The Good Planning & Bad Politics Of Parking Standards

 

"Using chairs or traffic cones to save parking spaces on snowy streets has long been a tradition in Philadelphia." | Photo: Nat Hamilton, for NewsWorks

“Using chairs or traffic cones to save parking spaces on snowy streets has long been a tradition in Philadelphia.” | Photo: Nat Hamilton, NewsWorks

  • Speaking with Planning Commission director Gary Jastrzab during yesterday’s budget hearing, City Council President Darrell Clarke once again expressed that he is decidedly pro-car, dismissive of forward-looking urbanist planning.

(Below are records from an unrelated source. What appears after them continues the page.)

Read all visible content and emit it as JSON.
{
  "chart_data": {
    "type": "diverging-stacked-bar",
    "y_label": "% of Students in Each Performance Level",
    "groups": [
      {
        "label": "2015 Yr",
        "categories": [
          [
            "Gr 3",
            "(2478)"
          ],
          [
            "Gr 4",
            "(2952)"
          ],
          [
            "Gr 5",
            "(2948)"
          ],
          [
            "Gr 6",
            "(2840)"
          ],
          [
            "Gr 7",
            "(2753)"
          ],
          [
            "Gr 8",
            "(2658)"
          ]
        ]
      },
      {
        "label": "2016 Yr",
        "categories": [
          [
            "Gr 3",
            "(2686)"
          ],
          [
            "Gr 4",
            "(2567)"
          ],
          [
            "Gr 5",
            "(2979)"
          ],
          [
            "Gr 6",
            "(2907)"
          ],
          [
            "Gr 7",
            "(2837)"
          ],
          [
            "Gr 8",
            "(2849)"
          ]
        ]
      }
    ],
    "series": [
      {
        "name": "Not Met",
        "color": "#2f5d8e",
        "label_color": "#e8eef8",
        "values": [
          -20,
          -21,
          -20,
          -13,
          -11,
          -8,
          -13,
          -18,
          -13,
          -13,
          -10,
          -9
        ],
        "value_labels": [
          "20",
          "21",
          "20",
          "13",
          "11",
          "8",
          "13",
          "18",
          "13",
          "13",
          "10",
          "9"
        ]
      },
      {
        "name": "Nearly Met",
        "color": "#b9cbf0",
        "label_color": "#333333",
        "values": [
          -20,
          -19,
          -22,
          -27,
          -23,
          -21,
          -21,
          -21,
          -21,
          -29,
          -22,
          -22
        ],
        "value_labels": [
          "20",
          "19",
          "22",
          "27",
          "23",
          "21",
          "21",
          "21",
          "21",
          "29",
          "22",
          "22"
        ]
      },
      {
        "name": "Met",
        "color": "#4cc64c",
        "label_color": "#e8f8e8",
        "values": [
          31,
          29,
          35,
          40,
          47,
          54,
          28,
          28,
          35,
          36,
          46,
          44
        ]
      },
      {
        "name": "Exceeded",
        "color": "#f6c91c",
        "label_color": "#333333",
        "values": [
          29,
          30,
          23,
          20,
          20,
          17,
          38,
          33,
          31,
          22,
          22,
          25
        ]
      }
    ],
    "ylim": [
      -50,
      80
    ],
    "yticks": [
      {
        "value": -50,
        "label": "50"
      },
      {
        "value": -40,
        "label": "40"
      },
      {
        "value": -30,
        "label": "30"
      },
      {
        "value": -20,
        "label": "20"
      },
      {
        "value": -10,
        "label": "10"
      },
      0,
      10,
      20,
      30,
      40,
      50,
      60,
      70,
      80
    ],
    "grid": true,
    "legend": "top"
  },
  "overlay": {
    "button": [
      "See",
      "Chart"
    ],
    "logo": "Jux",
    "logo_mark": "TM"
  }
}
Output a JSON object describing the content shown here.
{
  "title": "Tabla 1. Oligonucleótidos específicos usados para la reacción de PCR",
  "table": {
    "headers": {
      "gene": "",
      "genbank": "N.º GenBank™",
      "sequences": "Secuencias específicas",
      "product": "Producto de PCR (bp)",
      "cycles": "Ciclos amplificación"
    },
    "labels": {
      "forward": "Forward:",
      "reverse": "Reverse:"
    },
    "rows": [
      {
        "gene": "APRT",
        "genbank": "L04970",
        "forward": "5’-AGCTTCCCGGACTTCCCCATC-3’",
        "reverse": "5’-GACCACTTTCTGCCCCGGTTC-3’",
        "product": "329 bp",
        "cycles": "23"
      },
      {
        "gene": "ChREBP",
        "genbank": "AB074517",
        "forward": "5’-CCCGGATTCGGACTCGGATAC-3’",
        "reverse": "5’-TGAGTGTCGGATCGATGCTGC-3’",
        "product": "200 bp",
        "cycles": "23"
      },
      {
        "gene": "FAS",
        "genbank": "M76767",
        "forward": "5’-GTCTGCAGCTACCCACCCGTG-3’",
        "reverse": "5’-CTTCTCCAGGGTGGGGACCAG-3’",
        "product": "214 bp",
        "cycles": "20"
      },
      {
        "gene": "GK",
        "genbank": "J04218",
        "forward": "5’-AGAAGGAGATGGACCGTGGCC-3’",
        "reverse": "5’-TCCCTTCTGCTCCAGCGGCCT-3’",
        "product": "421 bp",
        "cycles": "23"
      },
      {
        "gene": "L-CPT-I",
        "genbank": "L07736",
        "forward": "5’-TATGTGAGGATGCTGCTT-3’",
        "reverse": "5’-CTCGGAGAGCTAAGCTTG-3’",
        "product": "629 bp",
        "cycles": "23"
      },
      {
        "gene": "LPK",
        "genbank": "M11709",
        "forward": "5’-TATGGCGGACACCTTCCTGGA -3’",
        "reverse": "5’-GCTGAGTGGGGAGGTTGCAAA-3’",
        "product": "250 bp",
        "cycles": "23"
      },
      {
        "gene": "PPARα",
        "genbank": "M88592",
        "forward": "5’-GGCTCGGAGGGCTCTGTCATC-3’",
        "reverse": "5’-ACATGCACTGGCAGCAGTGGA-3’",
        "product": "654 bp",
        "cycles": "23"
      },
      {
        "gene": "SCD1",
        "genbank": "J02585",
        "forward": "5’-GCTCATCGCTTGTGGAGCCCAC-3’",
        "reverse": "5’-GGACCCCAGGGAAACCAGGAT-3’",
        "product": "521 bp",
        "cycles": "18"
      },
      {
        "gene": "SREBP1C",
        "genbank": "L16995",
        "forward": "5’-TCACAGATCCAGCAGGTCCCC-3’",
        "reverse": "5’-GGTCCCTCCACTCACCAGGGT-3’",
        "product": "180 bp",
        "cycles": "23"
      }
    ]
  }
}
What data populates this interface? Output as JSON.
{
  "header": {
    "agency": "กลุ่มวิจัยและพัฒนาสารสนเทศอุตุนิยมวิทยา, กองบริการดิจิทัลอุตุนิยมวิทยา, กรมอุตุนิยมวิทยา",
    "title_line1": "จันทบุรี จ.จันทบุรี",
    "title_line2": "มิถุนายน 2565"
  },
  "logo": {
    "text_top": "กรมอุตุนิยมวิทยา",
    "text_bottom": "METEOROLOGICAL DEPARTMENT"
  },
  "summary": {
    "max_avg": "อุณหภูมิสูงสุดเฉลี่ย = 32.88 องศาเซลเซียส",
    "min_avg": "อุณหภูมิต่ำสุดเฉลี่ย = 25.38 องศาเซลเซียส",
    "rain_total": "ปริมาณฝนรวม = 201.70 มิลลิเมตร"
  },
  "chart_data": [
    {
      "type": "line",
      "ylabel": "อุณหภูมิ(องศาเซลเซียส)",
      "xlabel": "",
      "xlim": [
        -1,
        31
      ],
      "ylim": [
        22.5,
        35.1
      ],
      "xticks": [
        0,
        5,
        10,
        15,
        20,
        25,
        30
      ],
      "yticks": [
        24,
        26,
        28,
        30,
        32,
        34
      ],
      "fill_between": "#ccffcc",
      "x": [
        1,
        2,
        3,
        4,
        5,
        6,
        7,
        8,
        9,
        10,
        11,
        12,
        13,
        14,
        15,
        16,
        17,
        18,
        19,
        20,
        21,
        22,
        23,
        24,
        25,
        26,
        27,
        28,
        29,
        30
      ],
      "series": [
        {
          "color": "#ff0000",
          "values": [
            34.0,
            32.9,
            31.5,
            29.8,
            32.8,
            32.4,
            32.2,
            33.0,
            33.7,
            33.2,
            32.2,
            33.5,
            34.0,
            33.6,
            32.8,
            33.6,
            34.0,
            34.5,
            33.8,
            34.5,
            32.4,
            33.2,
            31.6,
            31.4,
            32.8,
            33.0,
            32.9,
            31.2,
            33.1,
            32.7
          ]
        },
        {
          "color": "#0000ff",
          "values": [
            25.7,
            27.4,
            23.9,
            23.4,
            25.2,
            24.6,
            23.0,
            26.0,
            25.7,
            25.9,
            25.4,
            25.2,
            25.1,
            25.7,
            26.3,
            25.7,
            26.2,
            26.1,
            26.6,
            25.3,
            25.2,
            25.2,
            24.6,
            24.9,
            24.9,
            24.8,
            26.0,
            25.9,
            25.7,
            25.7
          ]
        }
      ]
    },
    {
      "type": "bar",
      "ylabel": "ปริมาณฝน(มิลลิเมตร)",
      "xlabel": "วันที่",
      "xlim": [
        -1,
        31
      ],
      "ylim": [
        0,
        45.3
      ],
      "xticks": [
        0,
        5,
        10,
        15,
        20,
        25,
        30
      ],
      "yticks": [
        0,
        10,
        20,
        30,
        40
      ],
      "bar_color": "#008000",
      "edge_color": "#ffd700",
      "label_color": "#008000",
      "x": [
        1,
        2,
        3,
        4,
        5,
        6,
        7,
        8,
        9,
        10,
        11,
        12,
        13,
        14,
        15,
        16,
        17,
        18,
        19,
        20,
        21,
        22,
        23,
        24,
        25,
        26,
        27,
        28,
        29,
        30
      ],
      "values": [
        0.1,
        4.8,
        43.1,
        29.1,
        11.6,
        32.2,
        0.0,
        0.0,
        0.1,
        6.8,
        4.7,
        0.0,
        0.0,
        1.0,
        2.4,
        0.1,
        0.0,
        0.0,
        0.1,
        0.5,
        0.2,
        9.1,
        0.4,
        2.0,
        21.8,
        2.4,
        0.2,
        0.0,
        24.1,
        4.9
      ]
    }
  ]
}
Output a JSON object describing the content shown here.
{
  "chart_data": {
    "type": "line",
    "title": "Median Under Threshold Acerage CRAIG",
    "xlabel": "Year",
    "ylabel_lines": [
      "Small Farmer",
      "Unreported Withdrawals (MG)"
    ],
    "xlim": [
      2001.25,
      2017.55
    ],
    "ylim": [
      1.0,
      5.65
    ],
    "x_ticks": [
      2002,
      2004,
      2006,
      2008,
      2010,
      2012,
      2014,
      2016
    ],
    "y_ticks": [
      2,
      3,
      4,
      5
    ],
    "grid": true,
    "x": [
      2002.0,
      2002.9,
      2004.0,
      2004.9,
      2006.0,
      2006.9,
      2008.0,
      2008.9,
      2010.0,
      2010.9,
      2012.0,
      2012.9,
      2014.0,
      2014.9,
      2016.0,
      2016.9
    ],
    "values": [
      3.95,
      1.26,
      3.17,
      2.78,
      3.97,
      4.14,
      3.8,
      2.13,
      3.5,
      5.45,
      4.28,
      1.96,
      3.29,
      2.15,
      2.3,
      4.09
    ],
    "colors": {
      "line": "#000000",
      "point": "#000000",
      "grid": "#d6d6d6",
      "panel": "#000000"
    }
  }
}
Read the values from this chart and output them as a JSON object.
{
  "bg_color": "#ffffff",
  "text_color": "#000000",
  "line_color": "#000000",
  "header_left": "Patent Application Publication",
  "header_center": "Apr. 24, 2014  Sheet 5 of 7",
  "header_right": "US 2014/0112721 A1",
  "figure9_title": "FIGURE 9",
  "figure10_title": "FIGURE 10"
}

PlanPhilly’s Jared Brey relates some of the back and forth, centered upon the new zoning code’s reduced minimum parking ratio for new residential construction (from one parking spot for every new unit, to three spots per 10 units). “You can have your philosophy,” Clarke said. “You can have some theoretical approach. The reality is that these people who are moving into these neighborhoods have cars. This is not reality-based, what you’re saying.”
  • Naked Philly shares photos taken nine years apart that show the total rebuild of the 1000 block of South 17th Street that went from “two occupied buildings, four vacant and blighted structures, and a whole mess of vacant land,” to two waves of residential construction, ant then to the current work on the long-delayed mixed-use Carpenter Square.
About the author

Stephen Currall recently received his BA in history from Arcadia University. Before beginning doctoral studies, he is pursuing his interest in local history, specifically just how Philadelphians engage their vibrant past. Besides skimming through 18th century letters, Steve is also interested in music and travel.